I can say that the United States has -never- been religiously 'neutral'. This country was founded, in part, by religious fanatics looking for a place to practice their particular brand of fanaticism where it wouldn't get them killed. The fact that religions is mentioned at -all- in our Constitution belies any desire to remain a-religious in our political practice. We are a -religious- nation... the only bone of contention is which religion is going to obtain the majority pressure to push its will on the general public.

Freedom of religion and decision-making regarding relationships to other world powers comes not out of statements of "religious freedom", but out of true separation of religion and politics, where it is not even -mentioned- in a political venue, and where laws are determined based solely on the protection of the physical and fiscal resources of a country rather than on establishing -any- moral platform.

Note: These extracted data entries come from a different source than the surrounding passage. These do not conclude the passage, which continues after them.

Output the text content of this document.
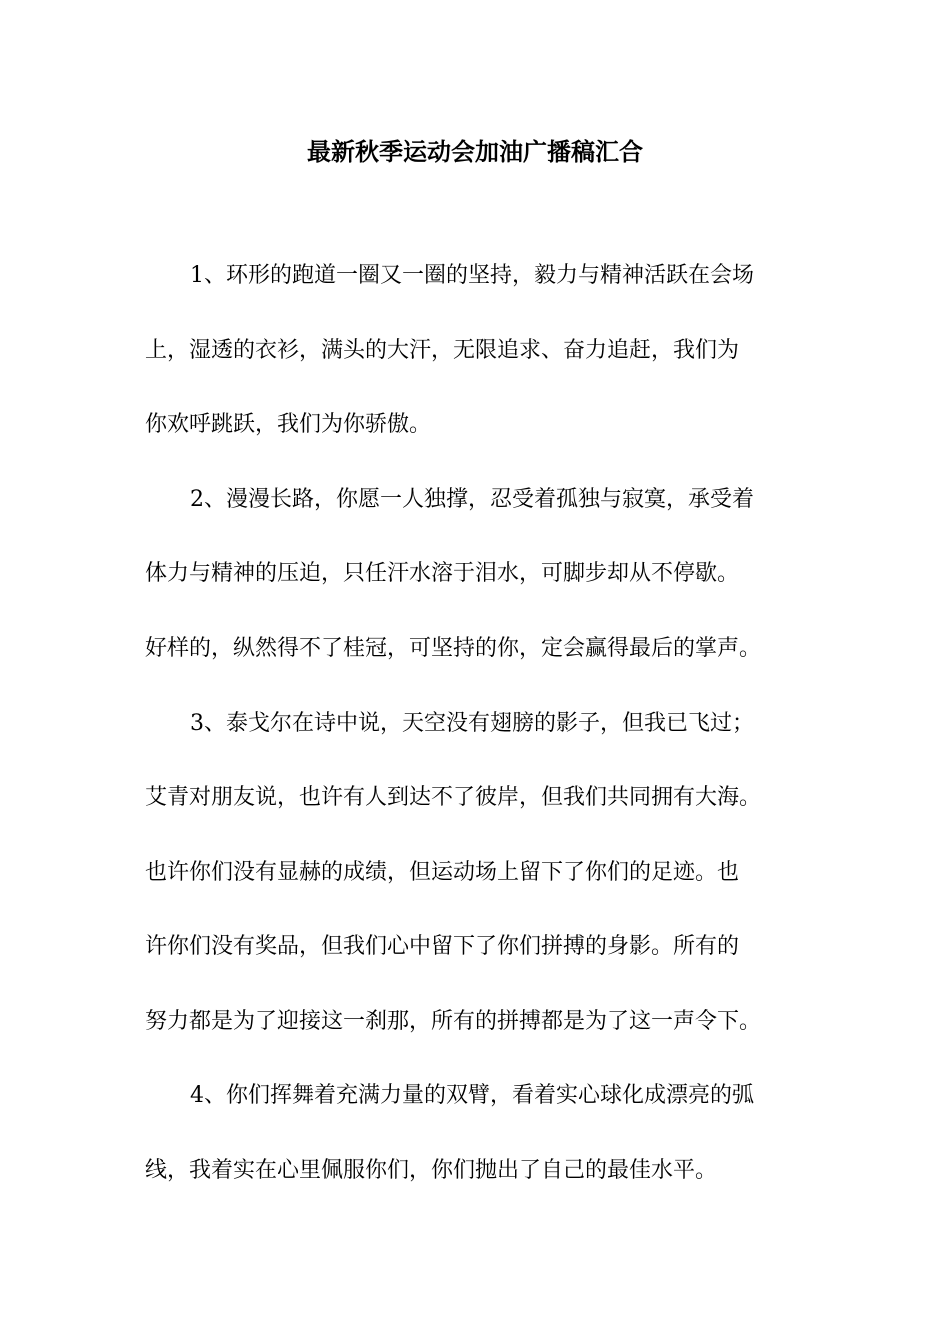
最新秋季运动会加油广播稿汇合

1、环形的跑道一圈又一圈的坚持，毅力与精神活跃在会场

上，湿透的衣衫，满头的大汗，无限追求、奋力追赶，我们为

你欢呼跳跃，我们为你骄傲。

2、漫漫长路，你愿一人独撑，忍受着孤独与寂寞，承受着

体力与精神的压迫，只任汗水溶于泪水，可脚步却从不停歇。

好样的，纵然得不了桂冠，可坚持的你，定会赢得最后的掌声。

3、泰戈尔在诗中说，天空没有翅膀的影子，但我已飞过；

艾青对朋友说，也许有人到达不了彼岸，但我们共同拥有大海。

也许你们没有显赫的成绩，但运动场上留下了你们的足迹。也

许你们没有奖品，但我们心中留下了你们拼搏的身影。所有的

努力都是为了迎接这一刹那，所有的拼搏都是为了这一声令下。

4、你们挥舞着充满力量的双臂，看着实心球化成漂亮的弧

线，我着实在心里佩服你们，你们抛出了自己的最佳水平。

If we could just 'get' that concept, I'm pretty sure we -could- get past some of the stupid, senseless, life-destroying reasons that we feel compelled to beat the crap out of one another... alas, that's about as likely as Joseph Alois Ratzinger ( the Pope, Benedict XVI), Pat Robertson, Benjamin Netanyahu, and Robert Mugabe sitting down at a rickety picnic table in Georgia over a rack of pork ribs, mayonnaise cole slaw, and a nice shiraz, to discuss the potential benefits of encouraging radical feminism.